SMRs and AMRs

Wednesday, January 17, 2007

Commanding majority opposes more troops in Iraq

By Ronald Brownstein
LA Times

WASHINGTON — A commanding majority of Americans oppose President Bush's decision to send more troops to Iraq and just over half the country wants Congress to block the deployment, a Times/Bloomberg poll has found.

As he seeks to chart a new course in Iraq, Bush also faces pervasive resistance and skepticism toward the U.S. commitment — more than three-fifths of those surveyed said the war was not worth fighting and only one-third approved of his handling of the conflict.

And in a striking measure of Bush's declining credibility, half said they believed he deliberately misled the U.S. in making his case for invading Iraq.

On all three questions, these are Bush's weakest showing in a Times poll.

Asked about Bush's recent announcement that he would dispatch another 21,500 troops to Iraq, three-fifths said they opposed the move, while just over one-third backed it.
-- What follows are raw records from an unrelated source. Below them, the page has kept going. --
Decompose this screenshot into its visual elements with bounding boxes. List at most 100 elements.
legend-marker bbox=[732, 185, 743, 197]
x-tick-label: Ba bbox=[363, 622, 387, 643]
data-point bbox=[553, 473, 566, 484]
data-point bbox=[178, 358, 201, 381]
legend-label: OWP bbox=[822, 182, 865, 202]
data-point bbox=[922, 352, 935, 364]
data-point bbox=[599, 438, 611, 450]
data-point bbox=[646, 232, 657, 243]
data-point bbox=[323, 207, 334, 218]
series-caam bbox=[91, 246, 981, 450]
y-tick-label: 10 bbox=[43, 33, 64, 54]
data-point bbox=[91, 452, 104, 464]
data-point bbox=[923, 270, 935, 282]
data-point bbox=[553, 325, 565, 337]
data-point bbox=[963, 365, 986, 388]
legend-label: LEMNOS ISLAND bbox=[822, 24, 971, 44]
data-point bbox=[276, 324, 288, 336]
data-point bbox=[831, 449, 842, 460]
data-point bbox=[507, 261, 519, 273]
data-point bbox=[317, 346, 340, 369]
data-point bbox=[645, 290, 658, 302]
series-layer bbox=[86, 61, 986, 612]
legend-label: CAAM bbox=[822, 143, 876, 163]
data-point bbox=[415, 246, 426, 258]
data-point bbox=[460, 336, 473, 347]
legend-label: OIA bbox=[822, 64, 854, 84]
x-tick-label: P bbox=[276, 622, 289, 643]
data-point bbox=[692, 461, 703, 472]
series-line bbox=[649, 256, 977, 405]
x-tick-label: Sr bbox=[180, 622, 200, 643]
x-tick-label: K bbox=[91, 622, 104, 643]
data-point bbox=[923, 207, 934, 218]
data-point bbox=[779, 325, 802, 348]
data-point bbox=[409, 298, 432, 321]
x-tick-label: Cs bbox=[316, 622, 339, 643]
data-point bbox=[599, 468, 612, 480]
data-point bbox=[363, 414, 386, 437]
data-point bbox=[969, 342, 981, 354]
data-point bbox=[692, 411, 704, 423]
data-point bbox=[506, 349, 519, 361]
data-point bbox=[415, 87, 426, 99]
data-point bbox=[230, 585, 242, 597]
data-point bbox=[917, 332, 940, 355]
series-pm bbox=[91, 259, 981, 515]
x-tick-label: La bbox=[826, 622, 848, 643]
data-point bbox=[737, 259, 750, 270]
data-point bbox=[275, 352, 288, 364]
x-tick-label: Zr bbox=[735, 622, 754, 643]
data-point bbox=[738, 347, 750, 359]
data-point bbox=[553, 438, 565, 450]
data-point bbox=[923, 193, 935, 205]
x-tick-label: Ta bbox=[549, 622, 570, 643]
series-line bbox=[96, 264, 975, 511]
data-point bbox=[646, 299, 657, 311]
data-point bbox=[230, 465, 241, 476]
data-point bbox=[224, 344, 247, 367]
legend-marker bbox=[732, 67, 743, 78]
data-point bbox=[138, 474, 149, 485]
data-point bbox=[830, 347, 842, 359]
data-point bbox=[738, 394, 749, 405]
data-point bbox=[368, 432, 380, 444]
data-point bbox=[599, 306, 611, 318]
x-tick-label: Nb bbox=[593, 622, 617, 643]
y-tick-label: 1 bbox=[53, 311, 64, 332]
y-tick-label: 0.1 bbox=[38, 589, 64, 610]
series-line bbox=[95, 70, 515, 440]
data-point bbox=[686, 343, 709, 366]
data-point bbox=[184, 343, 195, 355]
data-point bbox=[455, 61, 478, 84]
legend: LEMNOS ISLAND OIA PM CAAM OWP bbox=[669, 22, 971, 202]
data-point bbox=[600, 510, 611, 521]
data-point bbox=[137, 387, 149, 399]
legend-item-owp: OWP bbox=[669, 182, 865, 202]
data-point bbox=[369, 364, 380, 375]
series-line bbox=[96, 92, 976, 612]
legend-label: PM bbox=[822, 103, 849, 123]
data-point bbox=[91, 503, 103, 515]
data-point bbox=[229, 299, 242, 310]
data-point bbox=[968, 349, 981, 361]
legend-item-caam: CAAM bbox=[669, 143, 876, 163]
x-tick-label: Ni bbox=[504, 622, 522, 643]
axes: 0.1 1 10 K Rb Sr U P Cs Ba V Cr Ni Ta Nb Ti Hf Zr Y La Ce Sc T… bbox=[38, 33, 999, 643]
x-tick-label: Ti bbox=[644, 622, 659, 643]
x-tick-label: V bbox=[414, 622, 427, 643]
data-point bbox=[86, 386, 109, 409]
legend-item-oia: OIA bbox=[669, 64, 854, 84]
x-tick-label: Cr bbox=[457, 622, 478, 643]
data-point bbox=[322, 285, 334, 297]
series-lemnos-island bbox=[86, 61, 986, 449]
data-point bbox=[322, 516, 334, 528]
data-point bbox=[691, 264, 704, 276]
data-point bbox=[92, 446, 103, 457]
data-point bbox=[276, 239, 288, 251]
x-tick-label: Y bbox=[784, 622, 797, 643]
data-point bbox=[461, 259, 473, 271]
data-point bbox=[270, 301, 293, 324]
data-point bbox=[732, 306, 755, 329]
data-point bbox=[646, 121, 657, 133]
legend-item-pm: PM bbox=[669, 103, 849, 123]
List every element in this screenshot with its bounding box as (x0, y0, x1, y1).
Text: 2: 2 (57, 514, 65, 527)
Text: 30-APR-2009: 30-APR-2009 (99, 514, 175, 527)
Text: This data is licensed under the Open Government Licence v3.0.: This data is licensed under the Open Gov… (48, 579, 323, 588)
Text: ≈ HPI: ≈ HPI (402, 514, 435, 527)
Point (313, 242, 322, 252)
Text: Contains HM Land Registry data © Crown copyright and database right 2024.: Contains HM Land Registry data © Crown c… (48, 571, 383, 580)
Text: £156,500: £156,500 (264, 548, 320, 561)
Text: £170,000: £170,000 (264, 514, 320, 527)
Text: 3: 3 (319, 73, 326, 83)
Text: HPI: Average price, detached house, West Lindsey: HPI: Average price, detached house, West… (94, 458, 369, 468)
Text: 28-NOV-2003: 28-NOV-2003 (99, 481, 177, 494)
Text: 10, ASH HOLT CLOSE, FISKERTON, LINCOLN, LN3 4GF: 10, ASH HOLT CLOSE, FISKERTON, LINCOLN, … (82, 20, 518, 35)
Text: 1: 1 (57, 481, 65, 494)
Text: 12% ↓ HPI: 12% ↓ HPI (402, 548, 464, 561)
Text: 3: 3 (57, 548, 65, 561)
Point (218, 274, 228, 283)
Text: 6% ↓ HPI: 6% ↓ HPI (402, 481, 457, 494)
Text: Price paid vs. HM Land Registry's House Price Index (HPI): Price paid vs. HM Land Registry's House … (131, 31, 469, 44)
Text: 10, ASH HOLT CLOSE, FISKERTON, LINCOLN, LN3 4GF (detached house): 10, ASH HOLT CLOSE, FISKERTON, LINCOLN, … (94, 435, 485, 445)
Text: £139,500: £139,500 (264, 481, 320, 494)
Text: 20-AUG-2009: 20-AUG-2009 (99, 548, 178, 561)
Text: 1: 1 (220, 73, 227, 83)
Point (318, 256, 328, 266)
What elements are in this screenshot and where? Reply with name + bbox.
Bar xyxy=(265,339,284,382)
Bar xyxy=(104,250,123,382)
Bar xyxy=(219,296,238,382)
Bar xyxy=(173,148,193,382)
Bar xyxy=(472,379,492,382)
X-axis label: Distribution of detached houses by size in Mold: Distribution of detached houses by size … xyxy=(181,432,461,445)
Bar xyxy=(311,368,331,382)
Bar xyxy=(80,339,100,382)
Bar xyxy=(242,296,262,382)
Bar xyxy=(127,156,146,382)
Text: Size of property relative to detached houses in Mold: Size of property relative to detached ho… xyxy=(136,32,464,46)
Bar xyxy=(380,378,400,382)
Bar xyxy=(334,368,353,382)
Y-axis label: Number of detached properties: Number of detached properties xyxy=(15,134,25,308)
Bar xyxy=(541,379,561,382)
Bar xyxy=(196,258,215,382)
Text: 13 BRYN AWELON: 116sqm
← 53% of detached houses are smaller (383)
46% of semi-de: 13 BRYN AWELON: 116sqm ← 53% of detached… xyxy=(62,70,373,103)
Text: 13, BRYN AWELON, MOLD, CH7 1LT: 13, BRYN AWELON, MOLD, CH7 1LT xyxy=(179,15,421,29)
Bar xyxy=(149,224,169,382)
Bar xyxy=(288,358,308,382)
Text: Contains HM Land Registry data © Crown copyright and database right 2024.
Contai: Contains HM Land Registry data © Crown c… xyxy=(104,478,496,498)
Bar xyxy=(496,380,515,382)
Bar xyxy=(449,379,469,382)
Even Bush's political base, a source of support throughout his presidency, showed signs of cracking: about one-fourth of Republicans said they do not believe the war was worth fighting and a roughly equal number opposed the troop increase.

"I want us to get out. I want us to leave," said poll respondent Beth Anderson, a Republican from Belle Center, Ohio, who has a son in the Army.